They didn’t only practice. They talked a lot too. It was really hard to get anything personal out of her. She wasn’t quite as closed off as he had been before the Foxes but she protected herself nearly as zealously. Neil often found himself sharing more than he thought he could in an effort to draw her out. He didn’t say anything concrete about his father or his scars but she knew that he had been abused and that he had been on the run for most of his life. She would talk to him about school and her best friend and her Exy team, but her family was alost entirely off limits. Sometimes she would tell him stories that her mom had told her from when she was a kid.

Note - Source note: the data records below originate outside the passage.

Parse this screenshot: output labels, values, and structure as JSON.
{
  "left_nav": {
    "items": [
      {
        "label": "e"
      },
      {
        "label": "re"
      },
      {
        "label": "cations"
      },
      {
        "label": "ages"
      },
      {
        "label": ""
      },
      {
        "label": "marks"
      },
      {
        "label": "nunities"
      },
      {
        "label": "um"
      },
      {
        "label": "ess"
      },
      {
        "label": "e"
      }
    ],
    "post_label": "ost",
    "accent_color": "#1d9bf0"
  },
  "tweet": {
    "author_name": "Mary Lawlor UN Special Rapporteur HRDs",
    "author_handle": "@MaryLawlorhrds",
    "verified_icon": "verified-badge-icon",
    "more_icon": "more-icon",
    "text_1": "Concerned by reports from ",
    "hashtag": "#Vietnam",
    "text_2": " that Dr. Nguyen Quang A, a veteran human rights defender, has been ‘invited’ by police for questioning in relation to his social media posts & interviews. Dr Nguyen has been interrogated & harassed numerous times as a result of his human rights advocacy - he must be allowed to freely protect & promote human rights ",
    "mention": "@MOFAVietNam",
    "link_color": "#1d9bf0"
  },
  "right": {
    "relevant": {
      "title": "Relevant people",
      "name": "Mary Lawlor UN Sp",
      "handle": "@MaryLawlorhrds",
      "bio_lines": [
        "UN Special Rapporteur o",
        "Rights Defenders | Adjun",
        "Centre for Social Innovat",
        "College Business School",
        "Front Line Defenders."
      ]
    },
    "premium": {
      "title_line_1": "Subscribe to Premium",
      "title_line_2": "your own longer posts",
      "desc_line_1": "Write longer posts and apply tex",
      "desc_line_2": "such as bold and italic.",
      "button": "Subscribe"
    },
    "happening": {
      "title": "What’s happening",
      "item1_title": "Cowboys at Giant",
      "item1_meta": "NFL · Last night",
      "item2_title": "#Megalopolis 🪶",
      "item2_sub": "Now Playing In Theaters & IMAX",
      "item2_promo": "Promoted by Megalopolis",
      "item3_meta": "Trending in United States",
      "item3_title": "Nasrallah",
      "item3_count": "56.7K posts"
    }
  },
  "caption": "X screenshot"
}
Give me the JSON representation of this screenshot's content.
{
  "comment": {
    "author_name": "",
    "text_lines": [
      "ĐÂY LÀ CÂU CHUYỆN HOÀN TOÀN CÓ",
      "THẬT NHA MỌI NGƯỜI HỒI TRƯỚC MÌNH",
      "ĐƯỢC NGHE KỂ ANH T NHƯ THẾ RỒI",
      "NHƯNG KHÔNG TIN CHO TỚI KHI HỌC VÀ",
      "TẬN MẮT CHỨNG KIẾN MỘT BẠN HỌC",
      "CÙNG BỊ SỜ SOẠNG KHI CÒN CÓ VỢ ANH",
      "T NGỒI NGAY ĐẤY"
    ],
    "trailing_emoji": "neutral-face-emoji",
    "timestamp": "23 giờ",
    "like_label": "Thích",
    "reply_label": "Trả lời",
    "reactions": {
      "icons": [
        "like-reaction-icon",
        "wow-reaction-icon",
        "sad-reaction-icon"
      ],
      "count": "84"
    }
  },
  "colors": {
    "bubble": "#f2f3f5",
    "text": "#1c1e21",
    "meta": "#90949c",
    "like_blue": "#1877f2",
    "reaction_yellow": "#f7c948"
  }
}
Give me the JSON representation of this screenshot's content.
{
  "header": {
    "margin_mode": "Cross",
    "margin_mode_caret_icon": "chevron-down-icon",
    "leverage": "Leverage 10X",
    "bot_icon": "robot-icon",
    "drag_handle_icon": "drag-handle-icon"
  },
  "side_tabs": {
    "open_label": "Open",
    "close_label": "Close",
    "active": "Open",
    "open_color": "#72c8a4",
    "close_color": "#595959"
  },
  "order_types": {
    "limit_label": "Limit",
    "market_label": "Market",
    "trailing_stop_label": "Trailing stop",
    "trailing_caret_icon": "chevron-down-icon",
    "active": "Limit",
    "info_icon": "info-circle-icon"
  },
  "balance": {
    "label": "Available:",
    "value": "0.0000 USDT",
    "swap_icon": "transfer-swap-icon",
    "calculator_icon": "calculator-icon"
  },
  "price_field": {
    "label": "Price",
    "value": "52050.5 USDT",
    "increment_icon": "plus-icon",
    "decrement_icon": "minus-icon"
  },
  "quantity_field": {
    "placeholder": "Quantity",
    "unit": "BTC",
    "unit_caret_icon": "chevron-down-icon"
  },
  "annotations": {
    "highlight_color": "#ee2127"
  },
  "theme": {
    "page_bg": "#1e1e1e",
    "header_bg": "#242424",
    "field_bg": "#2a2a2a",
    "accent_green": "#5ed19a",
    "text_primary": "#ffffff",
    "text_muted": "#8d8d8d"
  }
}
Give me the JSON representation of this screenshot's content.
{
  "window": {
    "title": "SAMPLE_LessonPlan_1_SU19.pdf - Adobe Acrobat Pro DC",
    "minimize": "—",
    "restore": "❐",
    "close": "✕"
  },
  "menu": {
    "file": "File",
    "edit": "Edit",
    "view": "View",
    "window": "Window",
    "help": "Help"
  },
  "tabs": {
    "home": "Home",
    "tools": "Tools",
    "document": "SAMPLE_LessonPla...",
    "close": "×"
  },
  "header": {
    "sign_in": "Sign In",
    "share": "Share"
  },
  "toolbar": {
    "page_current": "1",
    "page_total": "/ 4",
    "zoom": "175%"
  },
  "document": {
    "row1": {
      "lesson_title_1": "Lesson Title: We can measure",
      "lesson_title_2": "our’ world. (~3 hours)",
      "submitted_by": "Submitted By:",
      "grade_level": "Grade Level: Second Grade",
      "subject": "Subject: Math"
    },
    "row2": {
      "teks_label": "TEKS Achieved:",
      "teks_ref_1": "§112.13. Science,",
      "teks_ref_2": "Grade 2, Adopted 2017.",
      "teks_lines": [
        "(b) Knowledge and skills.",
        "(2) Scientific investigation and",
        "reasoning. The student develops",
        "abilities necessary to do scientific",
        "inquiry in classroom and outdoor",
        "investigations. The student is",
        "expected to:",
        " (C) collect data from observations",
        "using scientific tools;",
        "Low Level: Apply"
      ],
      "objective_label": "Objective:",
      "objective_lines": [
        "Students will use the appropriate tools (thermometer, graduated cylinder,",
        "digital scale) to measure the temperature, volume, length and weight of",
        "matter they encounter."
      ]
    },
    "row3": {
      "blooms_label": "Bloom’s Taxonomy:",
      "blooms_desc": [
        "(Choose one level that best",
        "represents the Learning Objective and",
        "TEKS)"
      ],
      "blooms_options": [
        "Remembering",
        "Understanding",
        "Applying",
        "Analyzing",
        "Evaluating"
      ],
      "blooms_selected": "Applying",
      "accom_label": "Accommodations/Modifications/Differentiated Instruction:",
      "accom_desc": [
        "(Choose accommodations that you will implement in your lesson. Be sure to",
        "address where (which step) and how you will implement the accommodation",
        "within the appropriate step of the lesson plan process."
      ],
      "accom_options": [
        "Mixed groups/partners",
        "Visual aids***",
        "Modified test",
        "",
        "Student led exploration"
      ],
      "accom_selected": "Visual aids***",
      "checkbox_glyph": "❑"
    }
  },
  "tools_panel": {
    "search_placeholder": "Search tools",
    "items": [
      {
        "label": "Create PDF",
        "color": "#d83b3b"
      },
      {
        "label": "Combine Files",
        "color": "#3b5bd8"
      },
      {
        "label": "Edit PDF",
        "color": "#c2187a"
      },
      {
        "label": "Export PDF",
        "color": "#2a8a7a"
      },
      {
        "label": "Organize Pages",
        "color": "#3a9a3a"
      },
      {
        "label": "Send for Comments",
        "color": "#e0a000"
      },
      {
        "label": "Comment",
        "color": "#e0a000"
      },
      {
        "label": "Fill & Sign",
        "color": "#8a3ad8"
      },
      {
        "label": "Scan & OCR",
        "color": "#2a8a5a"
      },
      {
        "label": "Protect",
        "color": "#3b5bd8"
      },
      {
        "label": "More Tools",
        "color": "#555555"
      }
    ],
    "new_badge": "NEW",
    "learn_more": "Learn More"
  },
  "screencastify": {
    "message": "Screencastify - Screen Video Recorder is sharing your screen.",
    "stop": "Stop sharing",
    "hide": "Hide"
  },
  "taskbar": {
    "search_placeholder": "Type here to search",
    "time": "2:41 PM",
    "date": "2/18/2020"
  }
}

Neil knew that her mom’s boyfriend was not her dad and her real dad wasn’t in the picture anymore. And he knew that her mom had died of an overdose last year but her mom’s parents had refused to take her in so she was still staying with Greg. But if he tried to push more about her home life, she would clam up, and sometimes she would run.

About two weeks after they started practising together, on a day that Andrew had gone home, they were sitting on the ground catching their breath after a particularly gruelling drill when Angel looked out across the court, refusing to meet his eyes, and asked, “Andrew...he’s your...boyfriend?”

“Something like,” Neil replied. “I don’t really like that term. Partner is better. But yeah.”

“He doesn’t seem very nice,” she finally looked him in the eye, her brow furrowed.

Neil laughed. “No, I suppose he doesn’t. And I guess that’s not really how I would describe him. He’s...right, I guess. We just...fit somehow.”

“How long have you been dating?” she asked.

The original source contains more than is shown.